Drug Stores Forever

I have eccentricities. Some of these quirky habits are classified as Super Single Behaviors.

What is an SSB?  It is as it sounds. I learned of this phenomenon a few years ago when one of my traveling buddies brought it up during a late-night guitar jam sesh and “in-depth” conversation in Romania. She heard the phrase coined on a Sex and the City episode. I’ve never seen Sex and the City. Apparently, in the show, one of the characters from the sexy city had a habit of standing at the counter, reading trashy magazines while eating cereal.

You get it, right? Definition: A frequented mannerism of single persons, not necessarily bad in which judgement should maybe be implemented. And it usually involves food with some kind of oddity to accompany.

What is my SSB? Oftentimes when I get the munchies (usually well into the evening), I grab my jacket and walk the two blocks to CVS. Sometimes, I buy the overpriced Ben & Jerry’s. Other times, I buy a chocolatey Chex Mix. I flounder between the two aisles while deciding. Mind you, I’m typically a quick shopper. Ask my mom and my sister and they will confirm that I dislike shopping. When the SSB is in motion, however, time knows no limits. I linger, for I must make the perfect decision. If I need an extra moment, I’ll wander further to the magazine aisle and read National Geographic or something of the like. I’m usually disappointed at the limited selection, but don’t feel like catching the bus to Barnes & Noble. Back to the snacks. I check out. The girl up front knows me. I don’t go in all that often, but enough that she knows my solo, late-night custom.

One of my other SSB’s is the infinity of purchasing canvas sneakers. I would own every existing pair of Tretorn, Gola and Keds if I could come slightly close to justifying the act. Furthermore, I like wearing the kicks without socks. That gets kind of gross after about four wears. But I recently learned (thanks to Pinterest) that storing shoes with tea bags in them helps absorb  and eliminate the stench.

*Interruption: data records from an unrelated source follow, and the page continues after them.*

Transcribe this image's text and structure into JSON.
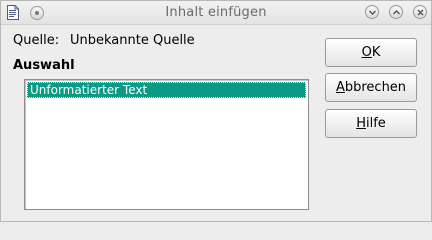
{
  "window": {
    "title": "Inhalt einfügen"
  },
  "source": {
    "label": "Quelle:",
    "value": "Unbekannte Quelle"
  },
  "selection": {
    "heading": "Auswahl",
    "items": [
      {
        "label": "Unformatierter Text",
        "selected": true
      }
    ]
  },
  "buttons": {
    "ok": {
      "mnemonic": "O",
      "rest": "K"
    },
    "cancel": {
      "mnemonic": "A",
      "rest": "bbrechen"
    },
    "help": {
      "mnemonic": "H",
      "rest": "ilfe"
    }
  },
  "colors": {
    "selection_highlight": "#0b9a83"
  }
}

I hope I don’t sound like a loser. Who am I kidding? Everyone has at least a few Super Single Behaviors, even my non-single friends. I think I’ll dare to say these habits get carried over into marriage. After all, my parents have some quirks. And I’m pretty sure these idiosyncrasies have existed since well before I was born.

I am hopeful. I don’t think I’ll ever have to relinquish my love of drug stores.

I hope I’m walking up to the magazine rack with that looming question when I’m 65…just like the elderly gentleman browsing alongside me tonight. He was behind me in line a few moments later, goods in hand.

This is fairly meaningless, I’m sure. Nonetheless, tonight, I am embracing my super singleness (hopefully like a champ). Thanking God for this season and that He loves even these whacky things about me…and you.